CVE-2024-20802 is an improper access control vulnerability identified in Samsung DeX on Samsung Mobile Devices prior to the SMR (Security Maintenance Release) January 2024 Release 1. The vulnerability arises in multi-user environments where the device owner can access notifications belonging to other users. This issue is categorized under CWE-284, which pertains to improper access control, indicating that the system fails to enforce correct permissions or restrictions on resource access. The vulnerability does not require user interaction or privileges (AV:P/AC:L/PR:N/UI:N), meaning it can be exploited remotely with low complexity and no authentication. The impact is primarily on confidentiality, as unauthorized access to notifications can expose sensitive information, but it does not affect integrity or availability. The CVSS v3.1 base score is 4.6, indicating a medium severity level. No known exploits are currently reported in the wild, and no patches are explicitly linked in the provided data, though the fix is expected in the SMR Jan-2024 Release 1. Samsung DeX is a feature that enables a desktop-like experience on Samsung mobile devices, often used in professional and enterprise contexts, making this vulnerability relevant for environments where multiple users share a device or use multi-user profiles. The improper access control flaw could lead to leakage of sensitive notifications such as emails, messages, or alerts from other users, potentially exposing confidential or personal data.

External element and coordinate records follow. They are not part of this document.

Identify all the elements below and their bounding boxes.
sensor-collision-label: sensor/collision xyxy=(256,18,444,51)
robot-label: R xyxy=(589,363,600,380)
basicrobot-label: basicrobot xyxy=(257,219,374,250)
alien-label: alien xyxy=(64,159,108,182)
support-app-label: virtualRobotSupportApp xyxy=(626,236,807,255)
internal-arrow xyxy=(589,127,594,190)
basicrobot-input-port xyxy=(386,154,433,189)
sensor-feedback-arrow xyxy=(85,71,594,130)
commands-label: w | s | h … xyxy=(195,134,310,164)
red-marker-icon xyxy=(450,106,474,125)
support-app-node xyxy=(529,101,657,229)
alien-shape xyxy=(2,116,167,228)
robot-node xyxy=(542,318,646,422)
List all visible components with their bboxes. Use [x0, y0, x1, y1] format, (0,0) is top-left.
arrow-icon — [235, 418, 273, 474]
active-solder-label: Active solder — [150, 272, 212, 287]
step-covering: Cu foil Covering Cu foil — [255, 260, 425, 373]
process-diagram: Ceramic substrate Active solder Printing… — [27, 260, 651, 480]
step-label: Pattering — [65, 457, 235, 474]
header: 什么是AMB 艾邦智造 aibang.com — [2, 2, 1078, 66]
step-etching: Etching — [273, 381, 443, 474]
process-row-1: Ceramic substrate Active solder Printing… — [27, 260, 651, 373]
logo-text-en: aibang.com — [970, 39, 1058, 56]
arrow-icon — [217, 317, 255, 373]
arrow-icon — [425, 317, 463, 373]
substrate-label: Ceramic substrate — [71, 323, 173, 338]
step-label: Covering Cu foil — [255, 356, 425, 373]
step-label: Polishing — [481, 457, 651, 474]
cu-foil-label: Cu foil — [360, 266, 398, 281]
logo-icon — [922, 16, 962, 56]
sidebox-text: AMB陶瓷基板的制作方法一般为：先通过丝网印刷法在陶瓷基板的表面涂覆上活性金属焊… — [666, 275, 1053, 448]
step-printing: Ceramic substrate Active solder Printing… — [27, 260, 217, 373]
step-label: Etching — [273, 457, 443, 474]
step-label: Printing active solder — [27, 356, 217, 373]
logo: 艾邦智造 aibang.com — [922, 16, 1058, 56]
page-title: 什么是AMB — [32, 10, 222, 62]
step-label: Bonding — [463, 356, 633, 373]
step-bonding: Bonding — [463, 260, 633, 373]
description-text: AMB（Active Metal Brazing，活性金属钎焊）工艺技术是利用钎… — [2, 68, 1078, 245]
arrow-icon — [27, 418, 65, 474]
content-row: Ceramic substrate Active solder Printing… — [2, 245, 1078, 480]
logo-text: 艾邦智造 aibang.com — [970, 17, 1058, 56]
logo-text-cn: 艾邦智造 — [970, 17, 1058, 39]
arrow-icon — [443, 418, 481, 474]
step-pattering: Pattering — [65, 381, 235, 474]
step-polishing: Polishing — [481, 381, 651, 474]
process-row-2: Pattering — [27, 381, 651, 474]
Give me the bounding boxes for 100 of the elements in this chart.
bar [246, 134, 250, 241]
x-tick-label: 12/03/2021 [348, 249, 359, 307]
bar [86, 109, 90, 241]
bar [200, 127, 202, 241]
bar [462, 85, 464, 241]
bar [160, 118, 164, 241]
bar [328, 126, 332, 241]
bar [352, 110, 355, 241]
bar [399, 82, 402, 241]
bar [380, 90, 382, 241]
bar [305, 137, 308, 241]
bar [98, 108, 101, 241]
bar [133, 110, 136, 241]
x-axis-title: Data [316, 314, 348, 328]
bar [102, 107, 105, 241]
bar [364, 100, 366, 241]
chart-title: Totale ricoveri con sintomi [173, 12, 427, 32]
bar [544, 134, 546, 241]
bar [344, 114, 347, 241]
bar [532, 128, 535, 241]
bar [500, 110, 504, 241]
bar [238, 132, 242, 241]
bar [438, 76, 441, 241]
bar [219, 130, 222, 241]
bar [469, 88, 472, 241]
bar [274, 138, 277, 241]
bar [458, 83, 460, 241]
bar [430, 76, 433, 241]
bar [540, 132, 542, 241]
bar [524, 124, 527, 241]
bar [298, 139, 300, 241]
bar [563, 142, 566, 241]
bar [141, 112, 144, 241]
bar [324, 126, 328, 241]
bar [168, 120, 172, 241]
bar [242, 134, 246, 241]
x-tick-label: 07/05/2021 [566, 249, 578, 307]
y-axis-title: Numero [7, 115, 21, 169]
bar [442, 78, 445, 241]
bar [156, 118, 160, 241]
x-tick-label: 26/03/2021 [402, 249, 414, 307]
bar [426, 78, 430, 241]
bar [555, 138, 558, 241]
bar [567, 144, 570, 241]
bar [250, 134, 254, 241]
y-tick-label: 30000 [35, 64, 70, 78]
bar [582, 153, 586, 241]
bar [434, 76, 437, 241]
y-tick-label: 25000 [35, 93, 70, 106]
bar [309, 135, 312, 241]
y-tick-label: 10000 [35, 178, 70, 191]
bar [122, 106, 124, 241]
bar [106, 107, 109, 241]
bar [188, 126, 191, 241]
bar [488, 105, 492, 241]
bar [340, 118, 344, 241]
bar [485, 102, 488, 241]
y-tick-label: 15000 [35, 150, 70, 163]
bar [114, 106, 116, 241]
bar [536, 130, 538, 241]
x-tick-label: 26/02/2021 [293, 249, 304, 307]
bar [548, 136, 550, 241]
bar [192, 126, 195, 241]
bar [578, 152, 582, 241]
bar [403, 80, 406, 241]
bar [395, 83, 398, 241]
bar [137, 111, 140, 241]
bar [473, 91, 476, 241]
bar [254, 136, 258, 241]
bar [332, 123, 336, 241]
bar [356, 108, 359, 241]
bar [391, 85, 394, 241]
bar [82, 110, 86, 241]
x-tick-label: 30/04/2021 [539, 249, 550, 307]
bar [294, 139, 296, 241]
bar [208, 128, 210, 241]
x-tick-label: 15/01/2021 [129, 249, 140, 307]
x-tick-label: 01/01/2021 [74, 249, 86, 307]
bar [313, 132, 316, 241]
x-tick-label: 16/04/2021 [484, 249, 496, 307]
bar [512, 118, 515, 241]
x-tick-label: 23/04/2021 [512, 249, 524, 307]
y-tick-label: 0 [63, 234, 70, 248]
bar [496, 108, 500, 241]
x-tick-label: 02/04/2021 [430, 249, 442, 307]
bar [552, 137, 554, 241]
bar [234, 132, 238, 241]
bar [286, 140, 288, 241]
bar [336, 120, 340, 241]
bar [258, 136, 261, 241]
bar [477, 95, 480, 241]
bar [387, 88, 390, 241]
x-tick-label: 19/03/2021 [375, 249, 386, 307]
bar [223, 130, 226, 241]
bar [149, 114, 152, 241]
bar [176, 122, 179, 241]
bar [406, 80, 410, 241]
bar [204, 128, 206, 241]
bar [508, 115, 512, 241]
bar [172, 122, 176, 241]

For European organizations, especially those utilizing Samsung mobile devices with Samsung DeX in shared or multi-user scenarios, this vulnerability poses a confidentiality risk. Sensitive corporate or personal notifications could be accessed by unauthorized users sharing the device, leading to potential data leaks, privacy violations, or exposure of business-critical information. This is particularly concerning in sectors with strict data protection regulations such as GDPR, where unauthorized disclosure of personal or sensitive data can result in regulatory penalties and reputational damage. While the vulnerability does not affect device integrity or availability, the confidentiality breach could facilitate social engineering attacks or insider threats. Organizations relying on Samsung devices for mobile productivity or shared device use should be aware of this risk and consider it in their mobile device management and security policies.

1. Apply the SMR January 2024 Release 1 update from Samsung as soon as it becomes available to ensure the vulnerability is patched. 2. Until the patch is applied, avoid using multi-user profiles on Samsung devices with Samsung DeX in sensitive environments. 3. Implement strict device usage policies that limit shared access to devices or enforce session locking and user separation. 4. Use Mobile Device Management (MDM) solutions to monitor device configurations and enforce security policies that restrict multi-user access or notifications visibility. 5. Educate users about the risks of shared device usage and encourage logging out or switching users properly to minimize exposure. 6. Consider disabling Samsung DeX in environments where multi-user access is necessary but cannot be controlled securely. 7. Regularly audit device usage and notification settings to detect any unauthorized access or anomalies.